NY Fed Repo Policy over Year End

  • Intensification. On Thursday afternoon, the NY Fed announced the schedule of repo operations for the month ahead (which spans year-end). The changes demonstrate the commitment of policymakers to avert year-end pressures.
    • Overnight. ON repos will be continued to be offered daily. The operation limit remains unchanged at $120 billion, except for the days before (Dec. 31) and after (Jan. 2) New Year’s Day when the limit is increased to $150 billion.
    • Term. Repo operations that last two weeks will still be offered twice per week, of which several straddle year-end. They are also offering a month-long term repo on Monday, Dec. 15., which will be bigger ($50 billion). If the year-end term repos leading up to the end of the month are consistently oversubscribed, the NY Fed will further increase the degree of support.
    • Forward. In addition to the larger overnight and term repos around year-end, the NY Fed will also conduct a one-time repo, of length one-day, to be settled one day forward. This one-day forward settlement operation will be conducted on the morning of Dec. 30 but won’t settled until the next day (Dec. 31) and will mature after year-end (Jan. 2). 
      • Purpose.
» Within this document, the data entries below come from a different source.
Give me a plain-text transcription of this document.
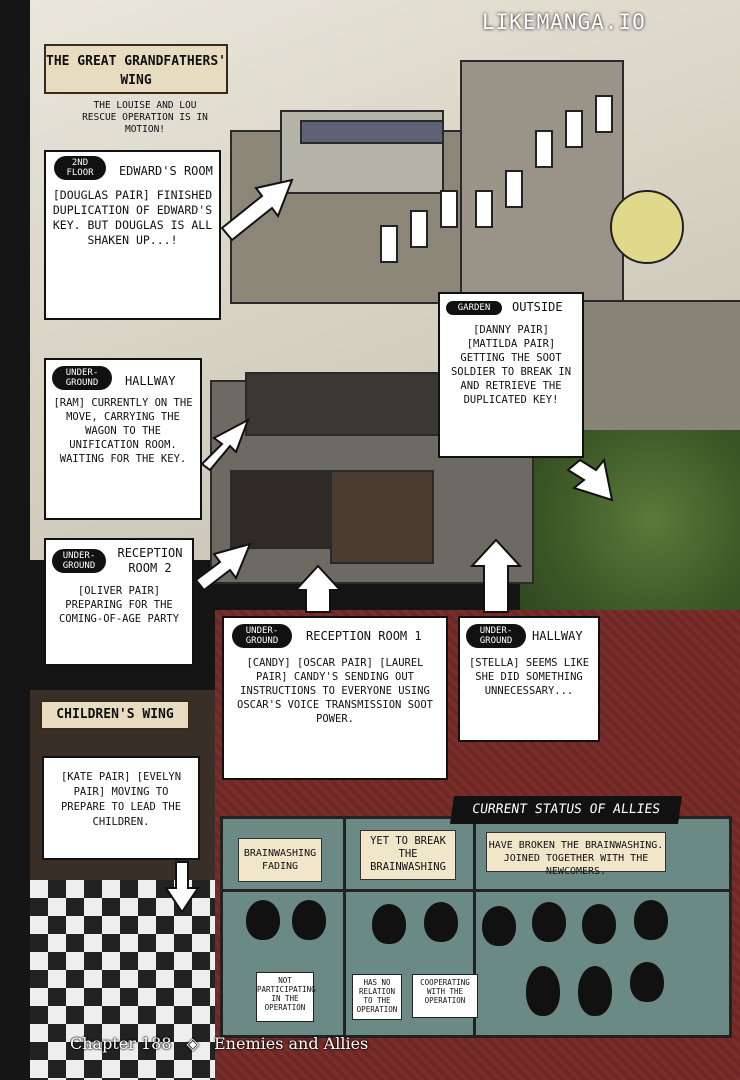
LIKEMANGA.IO
THE GREAT GRANDFATHERS' WING
THE LOUISE AND LOU RESCUE OPERATION IS IN MOTION!
2ND FLOOR EDWARD'S ROOM
[DOUGLAS PAIR] FINISHED DUPLICATION OF EDWARD'S KEY. BUT DOUGLAS IS ALL SHAKEN UP...!
UNDER-GROUND HALLWAY
[RAM] CURRENTLY ON THE MOVE, CARRYING THE WAGON TO THE UNIFICATION ROOM. WAITING FOR THE KEY.
UNDER-GROUND
RECEPTION ROOM 2
[OLIVER PAIR] PREPARING FOR THE COMING-OF-AGE PARTY
UNDER-GROUND	RECEPTION ROOM 1
[CANDY] [OSCAR PAIR] [LAUREL PAIR] CANDY'S SENDING OUT INSTRUCTIONS TO EVERYONE USING OSCAR'S VOICE TRANSMISSION SOOT POWER.
UNDER-GROUND	HALLWAY
[STELLA] SEEMS LIKE SHE DID SOMETHING UNNECESSARY...
GARDEN	OUTSIDE
[DANNY PAIR] [MATILDA PAIR] GETTING THE SOOT SOLDIER TO BREAK IN AND RETRIEVE THE DUPLICATED KEY!
CHILDREN'S WING
[KATE PAIR] [EVELYN PAIR] MOVING TO PREPARE TO LEAD THE CHILDREN.
CURRENT STATUS OF ALLIES
BRAINWASHING FADING
YET TO BREAK THE BRAINWASHING
HAVE BROKEN THE BRAINWASHING. JOINED TOGETHER WITH THE NEWCOMERS.
NOT PARTICIPATING IN THE OPERATION
HAS NO RELATION TO THE OPERATION
COOPERATING WITH THE OPERATION
Chapter 188 ◈ Enemies and Allies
The point of this operation is to assess, last-minute, how serious the year-end stresses will be, which will allow policymakers to provide extra support to the market if necessary (likely by increasing the overnight operation sizes of Dec. 31 and Jan. 2 from $150 billion to an even larger amount. 
    • Clean-upSome repo market experts expected (on top of the special forward repos and additional term repos) a second overnight repo on the afternoon of Dec. 31 to “clean up” as a possibility. The Fed hasn’t announced such plans, although they might eventually do so.
    • Taking stock. In our view, the best way to assess the degree of liquidity support given is to plot the cumulative amount of operations in stock terms. Since September, the cumulative capacity of such operations has risen consistently and will reach a peak of almost $500 billion around year-end (and to decline to November levels thereafter).
    • After January. The official (and stale) guidance from the FOMC is that repo operations will be offered “at least through January.” It’s quite obvious that the FOMC is unlikely to cease its repo operations by the end of January. But, over time, the reserves added by T-bill purchases will gradually reduce the uptake at repo operations. 
  • It’s all relative. How does this compare to market expectations? 
    • Per op. Apparently, a schedule of term repos below $25 billion would have been a disappointment for the market. So, the per-operation pace didn’t disappoint. 
    • Aggregate. Capacity was expected by some to be only $335 billion over year-end, so the $490 billion announced so far is comfortably above that. 
    • Survey. Their previous survey data showed market participants expected repo capacity to increase in December, but not by this much. But one should not interpret that as meaning that the NY Fed exceeded expectations with their latest plans, as market expectations have likely shifted upward since. The NY Fed will share its December FOMC survey data after the December minutes come out in January.)

  • And what about bill-buying? The NY Fed quietly updated the reserve-management purchases announcement page to indicate that the “initial” pace of $60 billion per month in Treasury bills will, in fact, continue for at least another month. There have been no press releases since the initial announcement to reaffirm the purchase pace, although it seems like the market generally assumes this pace will prevail until further notice. The FOMC almost certainly revisited this decision at least twice since October 11. We assume this pace will remain the same until around Q2. 

  • QE4. By merely intensifying (but not broadening) the existing toolkit of measures, Powell, the FOMC, and the NY Fed are also dismissing the idea that authorities will be forced by circumstances (namely Treasury yield spikes) by year-end to expand the scope of asset purchases (for reserve-management purchases) from solely T-bills to include coupons. PowellClarida, and Williams have each described buying shorter-dated coupons as a possibility, but not as part of the current plan. 
  • Risk. All the operation size limits that have been provided are explicitly minimums and the NY Fed reminds the public that it “intends to adjust the timing and amounts of repo operations as needed.” They are unlikely to reduce the sizes and frequencies of operations so the risk is clearly to the upside. 
  • Personnel. Consistent with an earlier report, the NY Fed chose:
    • Lorie Logan (who has been acting SOMA manager in the interim) as SOMA Manager, effective January 1, 2020; and
    • Daleep Singh as Head of the Markets Group, effective February 2020.